Die Präsidentin des Bundesfinanzhofs, Iris Ebling über die rechtlichen Grenzen der Reform und die immer schlechtere Qualität der Gesetze

Frau Ebling, wer macht bei Ihnen zu Hause eigentlich die Steuererklärung?

Mein Mann. Er ist ebenfalls Steuerrechtler.

Leider wird sich Ihr Mann wohl auch weiterhin durch das Steuerdickicht kämpfen müssen. Die Idee des CDU-Finanzexperten Friedrich Merz, die Steuern so zu vereinfachen, dass man die Steuererklärung auf dem Bierdeckel machen kann, scheint ja wohl erst mal vom Tisch zu sein …

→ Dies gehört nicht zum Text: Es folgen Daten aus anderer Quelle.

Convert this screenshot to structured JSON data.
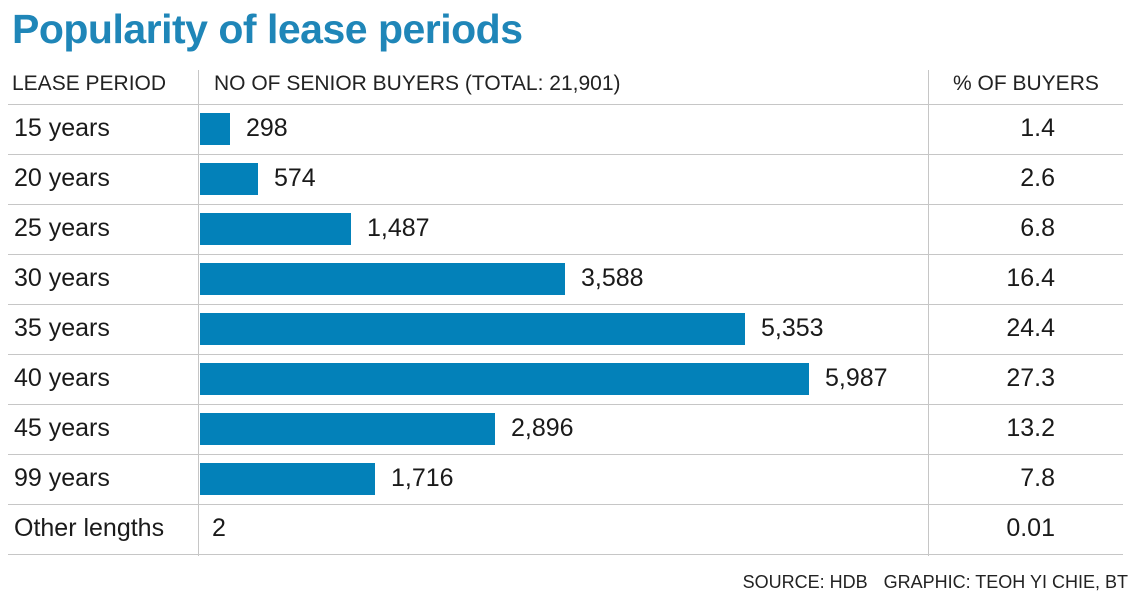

Friedrich Merz wollte ja nicht, dass man seine Steuererklärung künftig auf einem Bierdeckel aufschreibt, sondern er wollte erreichen, dass jeder seine Steuerbelastung auf einem Bierdeckel ausrechnen kann. Aber eines wird immer vergessen: Die Steuersätze sind das eine, aber das Wesentliche ist doch die Bemessungsgrundlage, also die Frage, auf welche Beträge die Leute überhaupt Steuern zahlen müssen. Und hier können Sie kaum einfache, pauschale Lösungen vorschreiben.

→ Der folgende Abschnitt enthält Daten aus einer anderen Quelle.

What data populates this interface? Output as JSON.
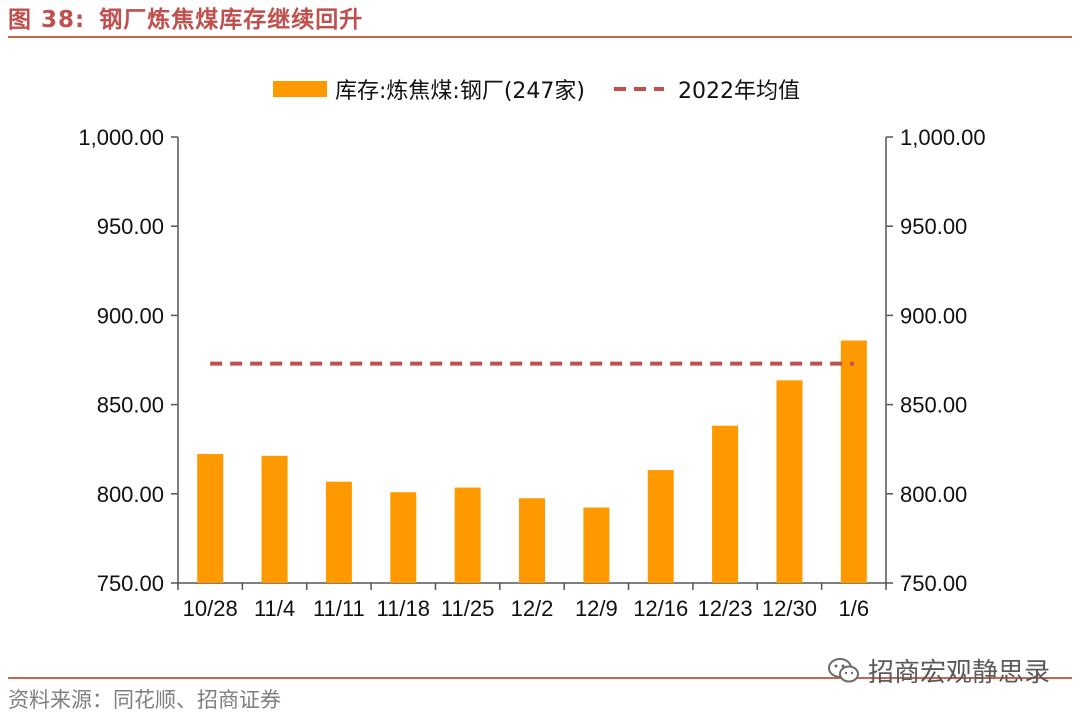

Aber selbst bei den Steuersätzen kommt nichts Revolutionäres heraus. Alle Parteien betonen, dass sie die Steuern senken und die Tarife vereinfachen wollen. Aber dann stellen sie fest, dass die Steuereinnahmen nicht reichen oder dass sie bestimmte Wählergruppen verprellen. Glauben Sie daran, dass wir in absehbarer Zeit noch eine wirkliche Steuervereinfachung erleben werden?

Ich glaube schon. Die Zeit ist reif dafür. Das Steuerrecht ist heute in aller Munde. Vor zehn Jahren hat sich niemand für Steuern interessiert, aber heute reden selbst Schauspieler in Interviews über die Steuerreform. Allerdings dreht sich die Diskussion immer nur um die Steuersätze. Aber das liegt wahrscheinlich daran, dass die Steuersätze immer noch zu hoch sind.

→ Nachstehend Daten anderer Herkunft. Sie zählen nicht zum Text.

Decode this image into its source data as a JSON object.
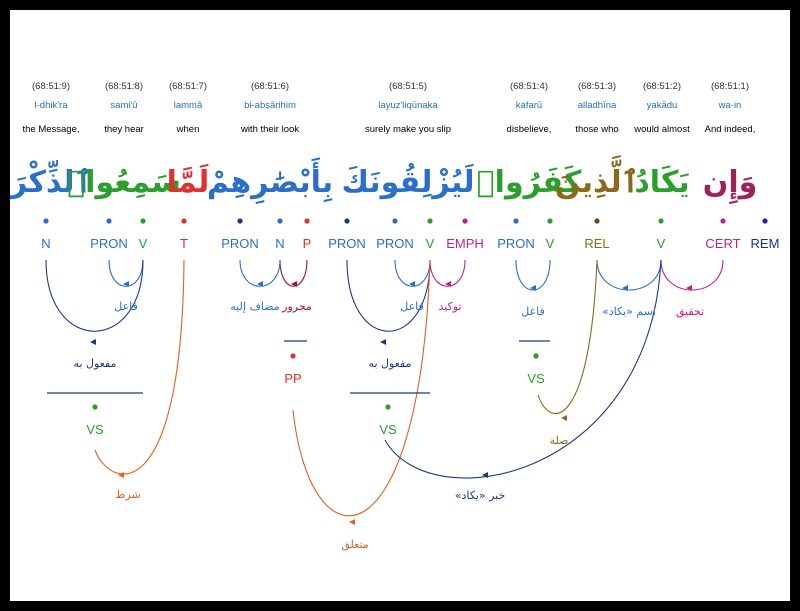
{
  "tokens": [
    {
      "loc": "(68:51:9)",
      "translit": "l-dhik'ra",
      "gloss": "the Message,",
      "arabic": "ٱلذِّكْرَ",
      "color": "#2a6fc9"
    },
    {
      "loc": "(68:51:8)",
      "translit": "sami'ū",
      "gloss": "they hear",
      "arabic": "سَمِعُوا۟",
      "color": "#2aa02a"
    },
    {
      "loc": "(68:51:7)",
      "translit": "lammā",
      "gloss": "when",
      "arabic": "لَمَّا",
      "color": "#e03030"
    },
    {
      "loc": "(68:51:6)",
      "translit": "bi-abṣārihim",
      "gloss": "with their look",
      "arabic": "بِأَبْصَٰرِهِمْ",
      "color": "#2a6fc9"
    },
    {
      "loc": "(68:51:5)",
      "translit": "layuz'liqūnaka",
      "gloss": "surely make you slip",
      "arabic": "لَيُزْلِقُونَكَ",
      "color": "#2a6fc9"
    },
    {
      "loc": "(68:51:4)",
      "translit": "kafarū",
      "gloss": "disbelieve,",
      "arabic": "كَفَرُوا۟",
      "color": "#2aa02a"
    },
    {
      "loc": "(68:51:3)",
      "translit": "alladhīna",
      "gloss": "those who",
      "arabic": "ٱلَّذِينَ",
      "color": "#8a6a1a"
    },
    {
      "loc": "(68:51:2)",
      "translit": "yakādu",
      "gloss": "would almost",
      "arabic": "يَكَادُ",
      "color": "#2aa02a"
    },
    {
      "loc": "(68:51:1)",
      "translit": "wa-in",
      "gloss": "And indeed,",
      "arabic": "وَإِن",
      "color": "#a0205a"
    }
  ],
  "tags": [
    {
      "text": "N",
      "color": "#2a6fc9"
    },
    {
      "text": "PRON",
      "color": "#2a6fc9"
    },
    {
      "text": "V",
      "color": "#2aa02a"
    },
    {
      "text": "T",
      "color": "#e03030"
    },
    {
      "text": "PRON",
      "color": "#2a6fc9"
    },
    {
      "text": "N",
      "color": "#2a6fc9"
    },
    {
      "text": "P",
      "color": "#e03030"
    },
    {
      "text": "PRON",
      "color": "#2a6fc9"
    },
    {
      "text": "PRON",
      "color": "#2a6fc9"
    },
    {
      "text": "V",
      "color": "#2aa02a"
    },
    {
      "text": "EMPH",
      "color": "#c02090"
    },
    {
      "text": "PRON",
      "color": "#2a6fc9"
    },
    {
      "text": "V",
      "color": "#2aa02a"
    },
    {
      "text": "REL",
      "color": "#8a6a1a"
    },
    {
      "text": "V",
      "color": "#2aa02a"
    },
    {
      "text": "CERT",
      "color": "#c02090"
    },
    {
      "text": "REM",
      "color": "#1a2ab0"
    }
  ],
  "phrase_nodes": [
    {
      "text": "VS",
      "color": "#2aa02a"
    },
    {
      "text": "PP",
      "color": "#e03030"
    },
    {
      "text": "VS",
      "color": "#2aa02a"
    },
    {
      "text": "VS",
      "color": "#2aa02a"
    }
  ],
  "relations": [
    {
      "label": "فاعل",
      "color": "#2a6fc9"
    },
    {
      "label": "مفعول به",
      "color": "#1a3a80"
    },
    {
      "label": "مجرور",
      "color": "#a01030"
    },
    {
      "label": "مضاف إليه",
      "color": "#2a6fc9"
    },
    {
      "label": "فاعل",
      "color": "#2a6fc9"
    },
    {
      "label": "توكيد",
      "color": "#c02090"
    },
    {
      "label": "مفعول به",
      "color": "#1a3a80"
    },
    {
      "label": "فاعل",
      "color": "#2a6fc9"
    },
    {
      "label": "اسم «يكاد»",
      "color": "#2a6fc9"
    },
    {
      "label": "تحقيق",
      "color": "#c02090"
    },
    {
      "label": "صلة",
      "color": "#8a6a1a"
    },
    {
      "label": "شرط",
      "color": "#e06020"
    },
    {
      "label": "متعلق",
      "color": "#e06020"
    },
    {
      "label": "خبر «يكاد»",
      "color": "#1a3a80"
    }
  ]
}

Wie passt das zusammen: Das Steuerrecht soll vereinfacht werden, zum anderen sollen Leistungen aus der Renten- und Krankenversicherung herausgelöst und steuerfinanziert werden?

Man sollte das Steuerrecht von gesellschaftspolitischen Zielen frei halten und den Betroffenen lieber direkte Subventionen geben.

Wie weit dürfte der Gesetzgeber das Steuersystem vereinfachen? Könnte die Politik beispielsweise beschließen, dass es nur noch drei Steuersätze gibt und im Gegenzug alle Vergünstigungen und Steuerabschreibungen gestrichen werden?

Das wäre nicht zulässig. Die Besteuerung richtet sich nach der Leistungsfähigkeit des Einzelnen. Wenn Sie Aufwendungen haben, um Einnahmen zu erzielen, dann kann man Ihnen nicht vorschreiben, dass Sie Ihre Aufwendungen nur zum Teil absetzen können.

Das heißt: Eine wirklich radikale Vereinfachung des Steuersystems wäre gar nicht zulässig?

Eine radikale Vereinfachung, wie sie in der Vergangenheit diskutiert worden ist, wird es nicht geben.

Verstößt ein Steuersystem, das auf den Einzelfall keine Rücksicht nimmt, gegen das Gerechtigkeitsprinzip?

Wahrscheinlich ja. Bei Gewerbetreibenden kann man gar keine pauschalen Lösungen finden, weil jeder Betrieb anders ist. Und auch bei Arbeitnehmern kann man nicht einfach vorschreiben, dass sie ihre Belastungen nur im Rahmen einer festgelegten Pauschale absetzen können und keine weiteren Werbungskosten geltend machen können.

Seit Anfang des Jahres können Pendler ihre Kosten nur noch eingeschränkt von der Steuer absetzen. Viele Arbeitnehmer, die im Vertrauen auf die Kilometerpauschale aufs Land gezogen sind, fühlen sich jetzt betrogen. Zu Recht? Wie weit geht der Vertrauensschutz?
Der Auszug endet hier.